COVID is just the start of where we think we can take the ICE Portal – we’re looking at long-term condition management and monitoring, result entering, and how we go beyond COVID into those types of workflows.

The portal is important because there’s a lot of unconnected care settings that still exist. The ICE Portal connects order and results communication together with ICSs and can help support the Shared Care Records. At CliniSys, we’re very open to sharing our data and enabling integration. We are very lucky because we can connect into other ICEs – they can ‘talk’ to each other and it’s massively valuable.

Are you expecting a national view of this information one day?

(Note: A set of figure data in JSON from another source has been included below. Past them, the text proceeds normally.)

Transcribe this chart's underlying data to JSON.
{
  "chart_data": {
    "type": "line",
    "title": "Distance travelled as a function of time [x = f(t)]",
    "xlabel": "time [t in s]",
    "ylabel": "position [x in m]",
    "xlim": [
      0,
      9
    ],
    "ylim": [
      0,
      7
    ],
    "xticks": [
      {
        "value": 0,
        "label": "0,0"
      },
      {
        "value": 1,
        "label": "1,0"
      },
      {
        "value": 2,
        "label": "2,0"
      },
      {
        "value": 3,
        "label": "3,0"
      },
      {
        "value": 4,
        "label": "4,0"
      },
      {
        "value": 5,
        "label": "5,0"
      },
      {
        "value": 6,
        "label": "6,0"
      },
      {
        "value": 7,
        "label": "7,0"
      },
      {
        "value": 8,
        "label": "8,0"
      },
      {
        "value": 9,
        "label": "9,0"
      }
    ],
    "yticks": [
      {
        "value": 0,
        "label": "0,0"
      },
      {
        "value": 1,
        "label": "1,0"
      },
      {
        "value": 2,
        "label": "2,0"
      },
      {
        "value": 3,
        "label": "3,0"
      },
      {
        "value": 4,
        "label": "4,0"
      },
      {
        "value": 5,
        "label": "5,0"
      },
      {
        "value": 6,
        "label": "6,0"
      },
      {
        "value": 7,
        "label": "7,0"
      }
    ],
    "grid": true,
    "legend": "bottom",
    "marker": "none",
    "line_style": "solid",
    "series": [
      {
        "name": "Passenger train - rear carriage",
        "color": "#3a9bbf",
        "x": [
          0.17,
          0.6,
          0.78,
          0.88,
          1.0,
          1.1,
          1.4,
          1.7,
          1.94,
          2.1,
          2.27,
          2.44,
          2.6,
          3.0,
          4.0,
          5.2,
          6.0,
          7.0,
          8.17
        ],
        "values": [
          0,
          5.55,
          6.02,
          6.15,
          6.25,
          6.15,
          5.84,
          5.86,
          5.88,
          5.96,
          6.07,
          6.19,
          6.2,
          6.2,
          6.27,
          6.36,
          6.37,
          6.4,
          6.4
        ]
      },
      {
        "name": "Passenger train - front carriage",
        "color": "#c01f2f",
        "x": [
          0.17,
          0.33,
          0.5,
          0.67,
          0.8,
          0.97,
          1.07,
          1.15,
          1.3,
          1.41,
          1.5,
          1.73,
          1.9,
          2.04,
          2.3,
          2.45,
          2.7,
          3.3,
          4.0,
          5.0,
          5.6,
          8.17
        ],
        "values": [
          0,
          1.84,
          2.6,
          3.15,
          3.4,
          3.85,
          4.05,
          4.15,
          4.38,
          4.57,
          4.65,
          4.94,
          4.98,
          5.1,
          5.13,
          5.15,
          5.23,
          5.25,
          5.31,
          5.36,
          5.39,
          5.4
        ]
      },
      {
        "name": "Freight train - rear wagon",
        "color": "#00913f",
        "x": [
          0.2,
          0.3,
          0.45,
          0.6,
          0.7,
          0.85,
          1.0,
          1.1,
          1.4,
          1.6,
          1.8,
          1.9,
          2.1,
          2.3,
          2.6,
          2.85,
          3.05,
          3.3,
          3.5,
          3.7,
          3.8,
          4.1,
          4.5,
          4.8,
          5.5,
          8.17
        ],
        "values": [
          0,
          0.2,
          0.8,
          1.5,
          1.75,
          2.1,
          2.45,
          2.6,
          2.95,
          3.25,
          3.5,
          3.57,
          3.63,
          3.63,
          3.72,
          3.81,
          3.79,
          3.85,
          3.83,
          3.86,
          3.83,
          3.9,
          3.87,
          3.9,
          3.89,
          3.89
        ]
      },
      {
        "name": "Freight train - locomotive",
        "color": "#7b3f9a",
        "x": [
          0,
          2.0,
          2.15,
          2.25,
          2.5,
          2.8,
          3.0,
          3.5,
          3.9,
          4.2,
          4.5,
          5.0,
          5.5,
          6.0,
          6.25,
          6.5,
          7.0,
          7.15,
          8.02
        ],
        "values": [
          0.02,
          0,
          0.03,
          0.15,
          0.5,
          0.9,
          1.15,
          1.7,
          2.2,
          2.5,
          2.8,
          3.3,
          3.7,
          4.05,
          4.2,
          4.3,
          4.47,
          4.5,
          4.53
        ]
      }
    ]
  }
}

Darren: The challenge is that doing anything nationally is always very complicated. We’re not looking to replace anything or force anyone to rip out what they’ve got. All we’re saying is – because most trusts have an ICE system – it works out of the box. We’re willing to allow primary, secondary and community healthcare settings to simply connect using our APIs to securely share healthcare orders and results across many care settings.

Where we have those pockets of regional strength, we want to try and help and deliver more back to those trusts. The North East already has nine trusts completely connected – so any doctor can view results for their patients across the entire region, without leaving the workflow that they’re in. We want our systems to flow instinctively for caregivers.

We integrate with all the GP systems, we integrate with all the laboratory systems, we integrate with radiology information systems – so we’ve done a huge amount already. It’s about the value of sharing data between different care systems. We want to be the order comms for all care settings – not just primary or secondary.

In three- or four-years’ time, things will be very different across health and social care, with everything much more connected and integrated. It’s the art of the possible, using solutions such as ICE, and the commitment to connect, and connect some more. We need to learn from this pandemic to ensure that if and when we encounter a situation like this in the future, that we can continue to deliver the required care to everyone who needs it. Leading on from that we have a responsibility as suppliers to the NHS, to enable the NHS to do what it does best, by providing innovative and integrated solutions.